We will respond to our commentators individually, but the order of our responses follows naturally from the issues they bring up. Judea Pearl describes SEM's unfortunate retreat from the clear causal semantics articulated by Sewall Wright (1921) and later by Haavelmo (1943) to the algebraic interpretation preferred more recently by econometricians. We agree with Pearl about the history and also the problem, namely that the algebraic interpretation is suitable for estimation but expressively too weak to even distinguish among competing causal claims. Here we try to elaborate on the distinction between the semantics of a causal SEM and the epistemological connections between statistical data, background knowledge, and causal structure. We argue that many modern critics of SEM make their hay by conflating this distinction. Having tried to make it clear, we then turn to the assumptions that give the epistemological issues their structure, namely the Causal Independence and Faithfulness assumptions.

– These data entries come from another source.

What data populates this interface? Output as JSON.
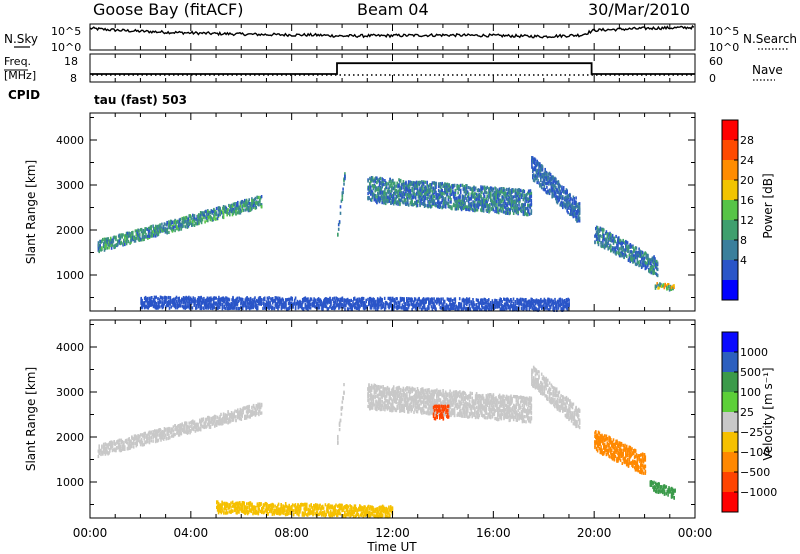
{
  "header": {
    "station": "Goose Bay (fitACF)",
    "beam": "Beam 04",
    "date": "30/Mar/2010"
  },
  "noise_panel": {
    "left_label": "N.Sky",
    "left_ticks": [
      "10^5",
      "10^0"
    ],
    "right_ticks": [
      "10^5",
      "10^0"
    ],
    "right_label": "N.Search"
  },
  "freq_panel": {
    "left_label_1": "Freq.",
    "left_label_2": "[MHz]",
    "left_ticks": [
      "18",
      "8"
    ],
    "right_ticks": [
      "60",
      "0"
    ],
    "right_label": "Nave",
    "cpid_label": "CPID",
    "cpid_value": "tau (fast) 503"
  },
  "time_axis": {
    "label": "Time UT",
    "ticks": [
      "00:00",
      "04:00",
      "08:00",
      "12:00",
      "16:00",
      "20:00",
      "00:00"
    ]
  },
  "power_colorbar": {
    "label": "Power [dB]",
    "ticks": [
      "28",
      "24",
      "20",
      "16",
      "12",
      "8",
      "4"
    ],
    "colors": [
      "#0000ff",
      "#2a55c8",
      "#3a7f9c",
      "#3f9f6e",
      "#57c447",
      "#f2c400",
      "#ff8c00",
      "#ff4a00",
      "#ff0000"
    ]
  },
  "velocity_colorbar": {
    "label": "Velocity [m s⁻¹]",
    "ticks": [
      "1000",
      "500",
      "100",
      "25",
      "−25",
      "−100",
      "−500",
      "−1000"
    ],
    "colors": [
      "#0a0aff",
      "#2c5fbf",
      "#3b9a4a",
      "#5ccf38",
      "#c8c8c8",
      "#f5c000",
      "#ff8800",
      "#ff4400",
      "#ff0000"
    ]
  },
  "chart_data": [
    {
      "type": "line",
      "panel": "noise",
      "x_units": "hours UT",
      "x": [
        0.0,
        0.5,
        1.5,
        3.0,
        5.0,
        7.0,
        9.0,
        10.0,
        12.0,
        14.0,
        16.0,
        18.0,
        19.5,
        20.0,
        21.0,
        22.0,
        23.0,
        24.0
      ],
      "series": [
        {
          "values": [
            4.3,
            4.1,
            3.8,
            3.5,
            3.2,
            3.0,
            2.9,
            2.7,
            2.8,
            2.9,
            2.8,
            2.6,
            2.9,
            3.9,
            4.1,
            4.3,
            4.4,
            4.5
          ]
        }
      ]
    },
    {
      "type": "line",
      "panel": "frequency",
      "x_units": "hours UT",
      "xlim": [
        0,
        24
      ],
      "series": [
        {
          "x": [
            0.0,
            9.8,
            9.8,
            19.9,
            19.9,
            24.0
          ],
          "values": [
            10.5,
            10.5,
            15.0,
            15.0,
            10.5,
            10.5
          ]
        }
      ]
    },
    {
      "type": "scatter",
      "panel": "power",
      "xlabel": "Time UT",
      "ylabel": "Slant Range [km]",
      "xlim": [
        0,
        24
      ],
      "ylim": [
        200,
        4600
      ],
      "yticks": [
        "4000",
        "3000",
        "2000",
        "1000"
      ],
      "regions": [
        {
          "x": [
            0.3,
            6.8
          ],
          "y_start": [
            1600,
            2600
          ],
          "thickness": 250,
          "power_db": [
            6,
            18
          ]
        },
        {
          "x": [
            9.8,
            10.1
          ],
          "y_start": [
            1900,
            3300
          ],
          "thickness": 200,
          "power_db": [
            6,
            14
          ]
        },
        {
          "x": [
            11.0,
            17.5
          ],
          "y_start": [
            2800,
            2500
          ],
          "thickness": 550,
          "power_db": [
            4,
            16
          ]
        },
        {
          "x": [
            17.5,
            19.4
          ],
          "y_start": [
            3300,
            2300
          ],
          "thickness": 500,
          "power_db": [
            4,
            12
          ]
        },
        {
          "x": [
            20.0,
            22.5
          ],
          "y_start": [
            1850,
            1100
          ],
          "thickness": 400,
          "power_db": [
            4,
            16
          ]
        },
        {
          "x": [
            22.4,
            23.2
          ],
          "y_start": [
            750,
            700
          ],
          "thickness": 120,
          "power_db": [
            8,
            28
          ]
        },
        {
          "x": [
            2.0,
            19.0
          ],
          "y_start": [
            350,
            300
          ],
          "thickness": 250,
          "power_db": [
            4,
            8
          ]
        }
      ]
    },
    {
      "type": "scatter",
      "panel": "velocity",
      "xlabel": "Time UT",
      "ylabel": "Slant Range [km]",
      "xlim": [
        0,
        24
      ],
      "ylim": [
        200,
        4600
      ],
      "yticks": [
        "4000",
        "3000",
        "2000",
        "1000"
      ],
      "regions": [
        {
          "x": [
            0.3,
            6.8
          ],
          "y_start": [
            1650,
            2600
          ],
          "thickness": 250,
          "velocity": [
            -25,
            25
          ]
        },
        {
          "x": [
            9.8,
            10.1
          ],
          "y_start": [
            1900,
            3300
          ],
          "thickness": 200,
          "velocity": [
            -25,
            25
          ]
        },
        {
          "x": [
            11.0,
            17.5
          ],
          "y_start": [
            2800,
            2500
          ],
          "thickness": 550,
          "velocity": [
            -25,
            25
          ]
        },
        {
          "x": [
            13.6,
            14.2
          ],
          "y_start": [
            2500,
            2500
          ],
          "thickness": 300,
          "velocity": [
            -1000,
            -500
          ]
        },
        {
          "x": [
            17.5,
            19.4
          ],
          "y_start": [
            3300,
            2300
          ],
          "thickness": 450,
          "velocity": [
            -25,
            25
          ]
        },
        {
          "x": [
            20.0,
            22.0
          ],
          "y_start": [
            1850,
            1300
          ],
          "thickness": 450,
          "velocity": [
            -500,
            -100
          ]
        },
        {
          "x": [
            22.2,
            23.2
          ],
          "y_start": [
            900,
            700
          ],
          "thickness": 200,
          "velocity": [
            100,
            500
          ]
        },
        {
          "x": [
            5.0,
            12.0
          ],
          "y_start": [
            400,
            300
          ],
          "thickness": 250,
          "velocity": [
            -100,
            -25
          ]
        }
      ]
    }
  ]
}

Jim Woodward questions these assumptions at length, especially the Causal Independence assumption, and we spend the second part of our response defending it. Phil Wood seems to accept the fundamental assumptions upon which TETRAD rests, and even the utility of tools like it, but he brings out a wide array of subtle difficulties that we have not had time to discuss, some of which we now cover. Kwok-fai Ting questions the utility of any specification search done by computer, and we attempt to address his concerns last.